EXTRAIT; LE PROBLÈME SOCIOLOGIQUE ET MÉTAPHYSIQUE DE LA TECHNIQUE...
Il ne me paraît pas exagéré de dire que le problème de la technique est devenu celui du destin de l'homme et du destin de la culture. Dans ce siècle d'incrédulité, où fléchissent non seulement l'ancienne foi religieuse, mais aussi la foi humaniste du XIXe siècle, la seule foi que l'homme de la civilisation moderne conserve est celle dont il entoure la technique, sa puissance et son progrès infini. Et tout ce qui s'accomplit dans le monde conspire à alimenter cette nouvelle croyance. La technique représente le dernier amour de l'homme qui est tout prêt, sous l'influence de cet amour, à modifier sa propre image. Pour pouvoir croire, l'homme aspirait aux miracles tout en craignant qu'il n'en existât plus. Or la technique accomplit sous ses yeux d'authentiques prodiges. Le problème de la technique est un des plus angoissants pour la conscience chrétienne, qui n'en a pas encore découvert la valeur et la signification.
Les chrétiens adoptent à l'égard de la technique deux attitudes différentes, mais qui l'une et l'autre, nous apparaissent comme superficielles et incomplètes.

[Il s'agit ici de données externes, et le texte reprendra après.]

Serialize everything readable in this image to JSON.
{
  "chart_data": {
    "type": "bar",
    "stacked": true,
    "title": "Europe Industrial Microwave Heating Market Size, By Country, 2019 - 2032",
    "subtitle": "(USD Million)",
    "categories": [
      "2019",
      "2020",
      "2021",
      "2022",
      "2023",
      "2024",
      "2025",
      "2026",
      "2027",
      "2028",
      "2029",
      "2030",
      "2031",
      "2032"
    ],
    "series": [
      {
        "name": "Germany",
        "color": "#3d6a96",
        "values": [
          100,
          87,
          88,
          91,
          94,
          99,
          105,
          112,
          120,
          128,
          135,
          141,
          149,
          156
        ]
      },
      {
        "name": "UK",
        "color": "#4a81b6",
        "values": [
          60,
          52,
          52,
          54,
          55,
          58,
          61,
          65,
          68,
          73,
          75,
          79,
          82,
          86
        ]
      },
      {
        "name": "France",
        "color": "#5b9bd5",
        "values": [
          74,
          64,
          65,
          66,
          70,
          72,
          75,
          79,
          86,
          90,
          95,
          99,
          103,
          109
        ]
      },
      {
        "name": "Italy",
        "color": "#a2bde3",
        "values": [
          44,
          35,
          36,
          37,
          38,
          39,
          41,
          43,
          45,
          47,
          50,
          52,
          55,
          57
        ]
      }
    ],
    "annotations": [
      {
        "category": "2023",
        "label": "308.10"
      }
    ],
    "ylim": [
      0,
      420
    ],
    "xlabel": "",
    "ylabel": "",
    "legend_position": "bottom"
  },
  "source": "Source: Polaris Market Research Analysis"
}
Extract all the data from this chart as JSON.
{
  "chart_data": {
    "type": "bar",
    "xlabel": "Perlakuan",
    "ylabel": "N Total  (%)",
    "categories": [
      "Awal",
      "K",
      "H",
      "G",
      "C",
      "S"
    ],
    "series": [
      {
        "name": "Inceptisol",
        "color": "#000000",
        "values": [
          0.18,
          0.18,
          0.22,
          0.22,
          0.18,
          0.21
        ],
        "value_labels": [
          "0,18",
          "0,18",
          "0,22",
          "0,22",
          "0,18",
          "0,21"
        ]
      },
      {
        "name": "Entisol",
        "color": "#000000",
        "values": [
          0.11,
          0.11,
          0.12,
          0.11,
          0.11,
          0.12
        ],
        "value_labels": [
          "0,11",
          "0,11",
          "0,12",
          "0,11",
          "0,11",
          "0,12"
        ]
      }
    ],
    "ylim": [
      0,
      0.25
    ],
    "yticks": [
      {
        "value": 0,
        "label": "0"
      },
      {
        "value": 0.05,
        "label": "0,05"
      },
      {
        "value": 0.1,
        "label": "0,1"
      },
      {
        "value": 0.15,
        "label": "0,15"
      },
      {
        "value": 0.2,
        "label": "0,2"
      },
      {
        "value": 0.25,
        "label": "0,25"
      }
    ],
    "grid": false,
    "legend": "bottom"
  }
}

La majorité d'entre eux considère la technique comme indifférente et neutre à l'égard de la religion, comme « l'affaire » des ingénieurs. Elle accroît le bien-être, elle apporte dans la vie des perfectionnements, dont bénéficient sans doute aussi les chrétiens, mais son domaine est un domaine particulier qui n'a rien à voir avec leur conscience ou avec leur esprit et qui ne leur pose aucun problème spirituel. Quant aux autres, ils subissent la technique comme un mal apocalyptique, terrifiés par le pouvoir sans cesse croissant qu'elle exerce sur la vie humaine, ils voient en elle le triomphe de l'Antéchrist, la Bête montée de l'abîme.